A rilevarlo è il Rapporto sulla situazione sociale del Paese con il quale il Censis fotografa ogni anno, da più di mezzo secolo a questa parte, lo “stato di salute” dell’Italia e degli italiani e dove il welfare – e quindi la salute – ha sempre avuto molto spazio.

Tra i dati del 2017 spiccano (quasi inevitabilmente, alla luce delle polemiche che hanno accompagnato il decreto legge sull’obbligo di vaccinazione per l’iscrizione scolastica) quelli sulle coperture vaccinali. Anche il Censis registra infatti una diminuzione delle coperture: tra gli adulti la copertura antinfluenzale passa dal 19,6% del 2009-2010 al 15,1% del 2016-2017, tra i bambini l’antipolio passa dal 96,6% del 2000 al 93,3% del 2016, quella per l’epatite B scende dal 94,1% al 93%.

Più in generale, il 36,2% degli italiani è favorevole solo alle vaccinazioni coperte dal Servizio sanitario nazionale, il 31,2% si fida sempre e comunque delle vaccinazioni, il 28,6% è dubbioso e decide di volta in volta consultando pediatra o medico.

Le liste di attesa continuano a rimanere uno dei buchi neri del sistema sanitario nazionale e registrano addirittura un peggioramento:  nel 2014-2017 si rilevano +60 giorni di attesa per una mammografia, +8 giorni per visite cardiologiche, +6 giorni per una colonscopia e stesso incremento per una risonanza magnetica.

Nell’ultimo anno le famiglie con persone non autosufficienti hanno sperimentato maggiori difficoltà nel sostenere le spese sanitarie (il 51% rispetto al 31,5% del resto delle famiglie). Né trovano consenso tra gli italiani soluzioni come fornire l’assistenza ai non autosufficienti con i robot (il 73% degli over 75 anni è assolutamente contrario).

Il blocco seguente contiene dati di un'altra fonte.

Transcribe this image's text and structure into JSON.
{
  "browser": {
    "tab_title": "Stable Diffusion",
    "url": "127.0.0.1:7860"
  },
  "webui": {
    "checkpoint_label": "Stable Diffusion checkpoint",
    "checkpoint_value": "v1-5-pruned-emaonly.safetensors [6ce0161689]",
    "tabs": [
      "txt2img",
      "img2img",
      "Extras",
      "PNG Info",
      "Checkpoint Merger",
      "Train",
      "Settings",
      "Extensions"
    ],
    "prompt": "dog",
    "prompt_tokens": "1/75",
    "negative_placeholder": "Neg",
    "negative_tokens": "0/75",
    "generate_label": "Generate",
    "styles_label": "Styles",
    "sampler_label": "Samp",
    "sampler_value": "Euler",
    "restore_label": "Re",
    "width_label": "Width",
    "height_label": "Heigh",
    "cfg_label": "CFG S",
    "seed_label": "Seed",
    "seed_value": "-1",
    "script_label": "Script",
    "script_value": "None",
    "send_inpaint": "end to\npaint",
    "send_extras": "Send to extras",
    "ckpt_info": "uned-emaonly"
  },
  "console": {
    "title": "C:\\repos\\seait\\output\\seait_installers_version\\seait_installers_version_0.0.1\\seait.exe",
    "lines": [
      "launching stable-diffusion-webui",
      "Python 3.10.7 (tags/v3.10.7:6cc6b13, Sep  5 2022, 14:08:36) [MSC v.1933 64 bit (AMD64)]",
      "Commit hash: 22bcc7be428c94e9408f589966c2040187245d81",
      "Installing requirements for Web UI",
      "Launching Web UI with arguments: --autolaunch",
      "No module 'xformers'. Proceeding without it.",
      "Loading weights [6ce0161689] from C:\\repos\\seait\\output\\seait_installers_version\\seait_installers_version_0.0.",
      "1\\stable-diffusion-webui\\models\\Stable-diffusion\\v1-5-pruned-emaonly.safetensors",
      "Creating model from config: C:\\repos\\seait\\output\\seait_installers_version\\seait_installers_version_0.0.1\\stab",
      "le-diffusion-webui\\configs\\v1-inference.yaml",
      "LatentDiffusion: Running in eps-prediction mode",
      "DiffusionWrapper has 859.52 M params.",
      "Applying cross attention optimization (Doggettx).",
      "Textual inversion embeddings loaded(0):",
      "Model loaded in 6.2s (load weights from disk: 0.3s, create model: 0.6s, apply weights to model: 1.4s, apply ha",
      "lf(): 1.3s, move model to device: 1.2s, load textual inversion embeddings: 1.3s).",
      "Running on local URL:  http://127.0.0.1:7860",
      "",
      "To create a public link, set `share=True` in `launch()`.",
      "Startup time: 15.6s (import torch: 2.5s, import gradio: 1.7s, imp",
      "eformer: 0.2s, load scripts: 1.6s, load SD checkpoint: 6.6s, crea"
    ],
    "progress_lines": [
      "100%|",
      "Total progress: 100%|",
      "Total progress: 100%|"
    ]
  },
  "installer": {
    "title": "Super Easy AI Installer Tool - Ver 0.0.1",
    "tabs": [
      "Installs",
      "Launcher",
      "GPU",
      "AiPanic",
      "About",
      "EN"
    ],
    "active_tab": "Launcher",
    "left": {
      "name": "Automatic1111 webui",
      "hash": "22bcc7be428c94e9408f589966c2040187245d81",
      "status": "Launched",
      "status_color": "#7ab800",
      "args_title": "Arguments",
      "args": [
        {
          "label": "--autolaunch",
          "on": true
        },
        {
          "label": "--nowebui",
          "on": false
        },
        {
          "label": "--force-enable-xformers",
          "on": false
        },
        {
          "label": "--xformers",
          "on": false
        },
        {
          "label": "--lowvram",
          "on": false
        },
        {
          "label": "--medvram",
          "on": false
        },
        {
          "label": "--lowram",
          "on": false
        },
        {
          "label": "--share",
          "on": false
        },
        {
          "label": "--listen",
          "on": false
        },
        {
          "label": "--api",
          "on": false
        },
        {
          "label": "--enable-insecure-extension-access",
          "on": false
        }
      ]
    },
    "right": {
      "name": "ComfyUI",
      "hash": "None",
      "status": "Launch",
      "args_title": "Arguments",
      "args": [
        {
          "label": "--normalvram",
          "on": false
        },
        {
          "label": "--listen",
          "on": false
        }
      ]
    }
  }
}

Più in generale, nel Rapporto 2017 del Censis  trovano conferma i segnali di ripresa dell’economia del Paese, con il 78,2% dei cittadini che si dichiarano  soddisfatti del proprio stile di vita. Ma il dividendo sociale della ripresa economica non arriva a tutti, con il risultato del permanere del blocco della mobilità sociale e della crescita di quella che il Censis chiama “l’Italia del rancore”, alimentato dai persistenti “trascinamenti inerziali”  di problemi come il rimpicciolimento demografico del Paese, la povertà del capitale umano immigrato e la polarizzazione dell’occupazione che penalizza l’ex ceto medio. Tutti fenomeni che si traducono in una forte paura di ulteriori arretramenti, un declassamento che è il nuovo “fantasma sociale” degli italiani:  l’87,3% degli appartenenti al ceto popolare pensa che sia difficile salire nella scala sociale, così come l’83,5% del ceto medio e il 71,4% del ceto benestante. Pensano che al contrario sia facile scivolare in basso il 71,5% del ceto popolare, il 65,4% del ceto medio, il 62,1% dei più abbienti.

Percentuali altissime, che in buona sostanza restituiscono l’immagine di un Paese che ha paura del futuro. E tra i “babau” degli italiani si ritaglia un posto importante l’immigrazione, che evoca sentimenti negativi nel 59% degli italiani, percentuale che cresce quanto piùsi scende nella scala sociale: 72% tra le casalinghe, 71% tra i disoccupati, 63% tra gli operai.